Voy por este monte oscuro rezumando sangre. Solo, porque la sombra servil y ocasional de este otro hombre ni la cuento. Yo, Julio César Crevani galopo dolorido hacia el viejo boliche de El Carbón.
Yo Julio Oriental César Crevani, yo Oriental Asesino Crevani, yo matador de tantos, yo, con tres agujeros de winchester en el pellejo galopo desde hace tantos años desde las cuchillas uruguayas hacia un paraje perdido en el caldenar. Débil y esperanzado, yo, Oriental Bandolero Crevani no tengo otra posibilidad que galopar imaginando mientras imagino que galopo dejando el rastro tibio y colorado. Nunca como hoy caliente tan mi sangre. Nunca como hoy mientras me hamaco y me puteo dolorido me acompaña mi pasado de muertes y de sangres. Tantas. Yo, que maté un tranquerero de gracias por haberme abierto la tranquera y galopié las leguas de vuelta por dejarlo cara al sol, yo sin familia y sin mujeres, malo y bandolero y oriental y cojonudo imagino que galopo entre caldenes manchadas las espinas con las sangres mías v de mis muertos rumbo al boliche oscuro como el nombre.

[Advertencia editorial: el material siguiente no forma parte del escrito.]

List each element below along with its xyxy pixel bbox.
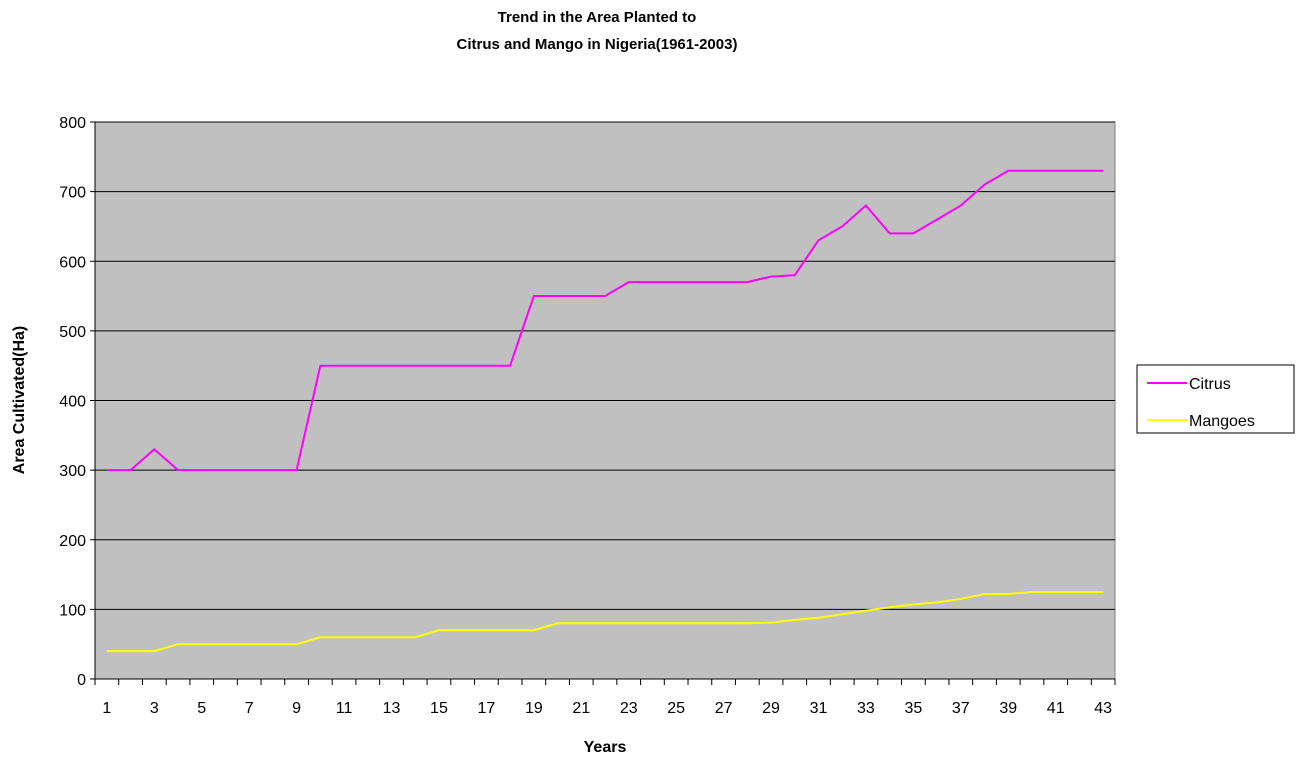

Cada paso un martirio pero envido la flor y contraflor de las heridas, algo me empuja hacia El Carbón, abajo, junto a la aguada y la cancha de cuadreras donde una vez desparramé balazos y adonde voy en busca de unas vendas y un poco de piedad que nunca tuve con nadie, ni a mí mismo. Y el monte gris y triste y polvoriento con sombras que me miran y me hablan... Reconozco las voces y los gritos y los ayes y los suspiros y todo lo que supo arrancar el Oriental Crevani que soy yo, o lo que queda. Que marcho hacia el boliche con una ansiedad que nunca tuve, para apagar en El Carbón una sed que no es de vino ni de sangre que empapa el cojinillo y dibuja el sudado del caballo.
No han de saber que vengo. Si lo saben... carajo, no han de saber que vengo y si lo saben es Crevani el que viene, qué carajo... y al fin la tierra del boliche se beberá mi sangre y la sangre de cualquiera. Porque si saben me matarán, no hay duda, y enterrarán mi cuerpo en el poniente, casi al final de la cancha de cuadreras en una tumba solitaria y maldecida que no dará ni luces malas pues muero seco y solo... Veo la tumba, el boliche y el fin de mi galope y los fusiles maulas que van a fusilarme. Qué muerte muerte para el Oriental Crevani, qué sangre al pedo ésta del galope. Galopar sangrando desde las cuchillas al bajo de El Carbón para que, muerto en una tumba sola, cuando ya ni fantasma quede en el boliche alguien profane la tumba y mi cadáver o alguien comprenda y escriba muchos años después pensando que él es yo mientras galopo.
El arma
A Pablo Depián
Imposible no evocar a Borges. En los confines del monte, en el corazón mismo del antiguo país de los ranqueles, en una casa aislada entre los médanos y el caldenar, un hombre solo y solitario suele velar un arma. Es una escopeta de dos caños y a pesar del cuidado la herrumbre muerde levemente uno de sus bordes. Yace en un rincón, junto a otras armas, pero se le adivina la prestancia de los años. El hombre sabe que es el arma que setenta años atrás mató a un oriental de Paysandú, paranoico e imprevisible, cargado con los fantasmas de sus muertes aleves. Sabe también que el disparo de munición gruesa que dio por tierra con el asesino en el patio de un boliche oscuro, una tarde lejana y de miedo trasmitido a uña de caballo por las sendas del monte, partió de su misma sangre, allá, en su infancia. Uno de los cañones, acaso los dos, vomitaron la descarga que abatió al Oriental, arrumbado después en una tumba desflorida junto a la cancha de cuadreras y decapitado irreverentemente al paso de los años. El arma tiene el frío de la indiferencia y la disposición insidiosa del metal preservado. Opacamente brilla. De tarde en tarde el hombre la amartilla y sueña que es su abuelo, matando al bandolero. Después vuelve a su soledad indiferente en la que el arma es una leve compañía. La gente sabe que es el arma que fulminó a Crevani; la policía lo supo desde siempre e ignoró al matador. Ahora yo también lo sé. Transferido por no sé qué ocultos sentimientos hay noches de tormenta en que escucho el galope desesperado del Oriental y entre los truenos y a la luz de los relámpagos, empuño el arma; soy el arma. Después, con la tranquila soledad del día, ella vuelve a su arrinconada y modesta panoplia mientras el hombre la vela y yo, de lejos, la recuerdo.
* Wálter Cazenave nació en General Pico en 1942. Su trabajo literario lo comparte con su tarea de investigador de la historia regional, periodista y docente universitario.